Wigeon Thu 12-Apr-12 20:09:33

*Tw1nkle" - try your local regional office of Business in the Community - I'm pretty sure they would be able to point you in the direction of someone who could broker a volunteer opportunity for your team. Or they may well be able to do this themselves.

Wigeon Thu 12-Apr-12 20:09:49


ragged Fri 13-Apr-12 10:40:18

I had a look at the website, all the opportunities within 5 miles are customer facing, which I don't want to do (MN has completely undermined my confidence there!). Or involve hours that don't fit with school.

I'd be happy to do a quiet back office role.
Will keep checking; tbh, I'm thinking to directly approach one of the local charities & offer to do a back-office type role, but obviously on my terms.

Those of you looking for family volunteering have a look at your nearest city farm or similar.

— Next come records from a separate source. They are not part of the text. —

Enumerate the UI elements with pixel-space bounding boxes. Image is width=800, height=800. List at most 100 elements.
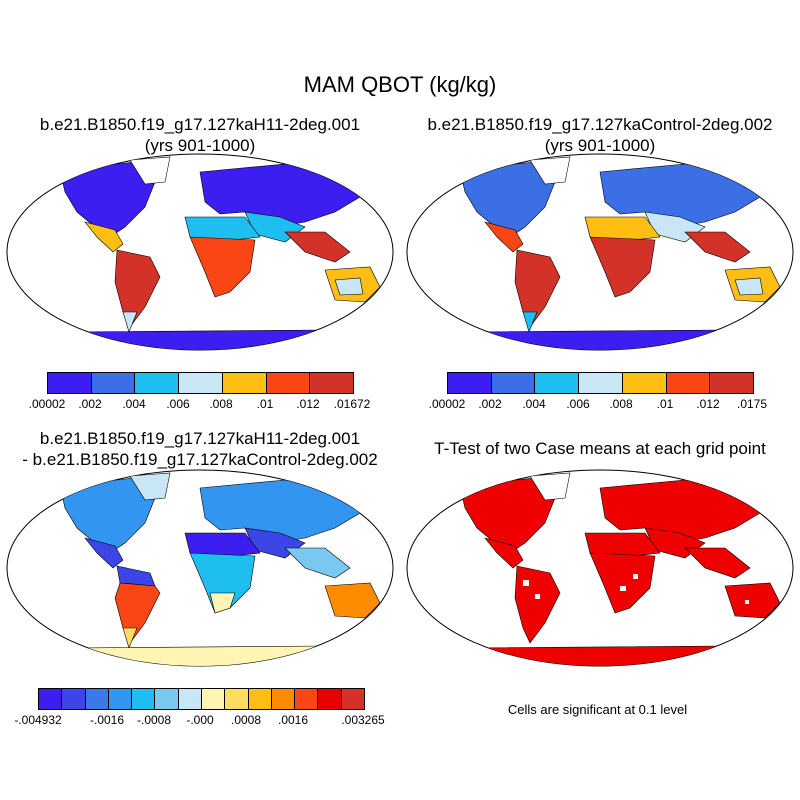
swatch xyxy=(201,689,226,709)
africa-south xyxy=(589,552,656,614)
south-america-tip xyxy=(522,311,538,333)
swatch xyxy=(535,373,580,393)
tick-label: .002 xyxy=(478,397,502,411)
swatch xyxy=(271,689,296,709)
tick-label: .00002 xyxy=(428,397,466,411)
swatch xyxy=(295,689,319,709)
antarctica xyxy=(54,645,346,666)
swatch xyxy=(179,373,223,393)
tick-label: -.000 xyxy=(186,713,214,727)
greenland xyxy=(529,156,571,185)
central-america xyxy=(84,221,124,253)
central-america xyxy=(84,537,124,569)
antarctica xyxy=(54,329,346,350)
panel1-title: b.e21.B1850.f19_g17.127kaH11-2deg.001 (y… xyxy=(0,114,400,156)
panel3-title-line1: b.e21.B1850.f19_g17.127kaH11-2deg.001 xyxy=(39,429,361,448)
panel3-title: b.e21.B1850.f19_g17.127kaH11-2deg.001 - … xyxy=(0,428,400,470)
tick-label: .00002 xyxy=(28,397,66,411)
map-difference xyxy=(6,469,394,667)
swatch xyxy=(248,689,272,709)
map-ttest xyxy=(406,469,794,667)
tick-label: .004 xyxy=(522,397,546,411)
greenland xyxy=(529,472,571,501)
tick-label: -.0016 xyxy=(89,713,125,727)
central-america xyxy=(484,221,524,253)
antarctica xyxy=(454,645,746,666)
swatch xyxy=(710,373,754,393)
tick-label: .0008 xyxy=(230,713,262,727)
swatch xyxy=(579,373,623,393)
tick-label: .01672 xyxy=(333,397,371,411)
colorbar-case1 xyxy=(47,372,354,394)
tick-label: .008 xyxy=(609,397,633,411)
tick-label: .004 xyxy=(122,397,146,411)
swatch xyxy=(178,689,202,709)
panel2-title: b.e21.B1850.f19_g17.127kaControl-2deg.00… xyxy=(400,114,800,156)
swatch xyxy=(310,373,354,393)
map-case1 xyxy=(6,153,394,351)
swatch xyxy=(39,689,63,709)
swatch xyxy=(108,689,133,709)
south-asia xyxy=(684,231,751,263)
africa-tip xyxy=(209,592,236,614)
tick-label: -.004932 xyxy=(14,713,62,727)
tick-label: .008 xyxy=(209,397,233,411)
significance-note: Cells are significant at 0.1 level xyxy=(507,702,688,717)
australia xyxy=(324,582,381,619)
australia xyxy=(724,582,781,619)
swatch xyxy=(448,373,492,393)
swatch xyxy=(318,689,342,709)
africa-south xyxy=(589,236,656,298)
swatch xyxy=(225,689,249,709)
greenland xyxy=(129,156,171,185)
australia-interior xyxy=(734,277,764,296)
south-asia xyxy=(684,547,751,579)
swatch xyxy=(622,373,667,393)
panel4-title-line1: T-Test of two Case means at each grid po… xyxy=(434,439,766,458)
panel3-title-line2: - b.e21.B1850.f19_g17.127kaControl-2deg.… xyxy=(22,450,378,469)
panel1-title-line2: (yrs 901-1000) xyxy=(144,136,256,155)
tick-label: .0175 xyxy=(736,397,768,411)
tick-label: .006 xyxy=(566,397,590,411)
greenland xyxy=(129,472,171,501)
swatch xyxy=(91,373,136,393)
map-case2 xyxy=(406,153,794,351)
swatch xyxy=(266,373,311,393)
main-title: MAM QBOT (kg/kg) xyxy=(303,72,497,97)
swatch xyxy=(222,373,267,393)
panel1-title-line1: b.e21.B1850.f19_g17.127kaH11-2deg.001 xyxy=(39,115,361,134)
insignificant-cells xyxy=(523,574,749,604)
south-asia xyxy=(284,547,351,579)
australia-interior xyxy=(334,277,364,296)
tick-label: .002 xyxy=(78,397,102,411)
swatch xyxy=(491,373,536,393)
south-america xyxy=(514,249,561,328)
swatch xyxy=(666,373,711,393)
swatch xyxy=(48,373,92,393)
south-america-tip xyxy=(122,627,138,649)
south-asia xyxy=(284,231,351,263)
swatch xyxy=(135,373,180,393)
antarctica xyxy=(454,329,746,350)
swatch xyxy=(155,689,179,709)
tick-label: .012 xyxy=(696,397,720,411)
tick-label: .012 xyxy=(296,397,320,411)
swatch xyxy=(62,689,86,709)
swatch xyxy=(85,689,109,709)
tick-label: .0016 xyxy=(277,713,309,727)
tick-label: .006 xyxy=(166,397,190,411)
africa-south xyxy=(189,236,256,298)
swatch xyxy=(132,689,156,709)
panel4-title: T-Test of two Case means at each grid po… xyxy=(400,438,800,459)
central-america xyxy=(484,537,524,569)
colorbar-difference xyxy=(38,688,365,710)
south-america-tip xyxy=(122,311,138,333)
panel2-title-line2: (yrs 901-1000) xyxy=(544,136,656,155)
tick-label: .01 xyxy=(256,397,274,411)
colorbar-case2 xyxy=(447,372,754,394)
tick-label: .003265 xyxy=(341,713,385,727)
south-america xyxy=(114,249,161,328)
swatch xyxy=(341,689,364,709)
tick-label: .01 xyxy=(656,397,674,411)
panel2-title-line1: b.e21.B1850.f19_g17.127kaControl-2deg.00… xyxy=(427,115,773,134)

Ours runs a club for kids to help out with animal care. Kids love it and its a worthwhile way to spend family time and get fresh air and exercise.

innerstrength Mon 16-Apr-12 18:20:51

I have been a Samaritan for about 14 years.

It is without doubt, the most amazing and worthwhile thing I have ever done with my life, and the thing that I have learnt the most from. And I keep on learning from it.

What would make it easier would be more/cheaper babysitters/childcare, as I am a single parent of several kids, and struggle to fit my duties in at a time when I have someone to babysit.